Under the $2.5 billion plan introduced by Mayor Bill de Blasio at his State of the City Address last week, the streetcar would travel through Long Island City, Astoria, Downtown Brooklyn, Red Hook and the Brooklyn Navy Yard, providing access to 40,000 NYCHA residents along the way.
The streetcar would provide a way to travel between Brooklyn and Queens, which are experiencing job and residential growth, without commuters having to travel through Manhattan.
The project would break ground in 2020.
De Blasio spokesman Wiley Norvell said the route is not yet finalized.
"There will be extensive outreach prior to route selection that will include a very honest discussion of what the trade-offs are for communities, parking included. That input will help us determine the best route for new service," Norvell said.
"On the whole, we believe a brand new form of public transit promising fast commute times up and down the East River will prove compelling to many communities," he added.
The cost to move "very old sub-surface infrastructure" has been taken into account, he said.
Schechtman said this plan differs from the Red Hook proposal because of the size of the project.
The streetcar could provide 53,000 rides per day 10 years after it's completed and would pay for itself.
The city plans to create a local development corporation that would issue tax exempt bonds that would be paid by new property tax revenue created by rising values along the streetcar route.
Schechtman said the study projects $4 billion in increased property taxes from existing and new development over the life of the bonds.
"Much of the area that we are traversing with the BQX is already developed," Schechtman said. "So you begin day one with a lot of development there and that development is going to increase in value immediately once the line comes in."
Norvell called the plan a "self-financed project that the city itself can deliver."
Hrones said streetcars offer riders smoother trips than buses.
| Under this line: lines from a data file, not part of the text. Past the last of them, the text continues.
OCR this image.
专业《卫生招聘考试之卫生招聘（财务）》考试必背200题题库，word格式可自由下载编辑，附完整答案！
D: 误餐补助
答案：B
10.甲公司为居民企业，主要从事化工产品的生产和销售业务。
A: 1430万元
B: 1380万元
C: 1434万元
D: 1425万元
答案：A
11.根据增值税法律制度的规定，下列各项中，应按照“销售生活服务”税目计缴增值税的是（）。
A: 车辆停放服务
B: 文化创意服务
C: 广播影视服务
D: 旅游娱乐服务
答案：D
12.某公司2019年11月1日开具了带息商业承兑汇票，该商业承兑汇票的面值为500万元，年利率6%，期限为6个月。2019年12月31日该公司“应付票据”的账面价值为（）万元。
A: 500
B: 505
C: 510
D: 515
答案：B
But its real advantage only happens when it is separated from general traffic and can run unimpeded. Finding that space in the city to make that happen is difficult, Hrones said.
In the 2011 study, the DOT identified only one possible area where a street car could operate free of traffic. It was through the middle of the Red Hook Houses, and residents quickly shot the suggestion down, Hrones said.
"It will be a real challenge to find an alignment, a route, that actually saves a significant amount of time and makes the route more reliable,” he said.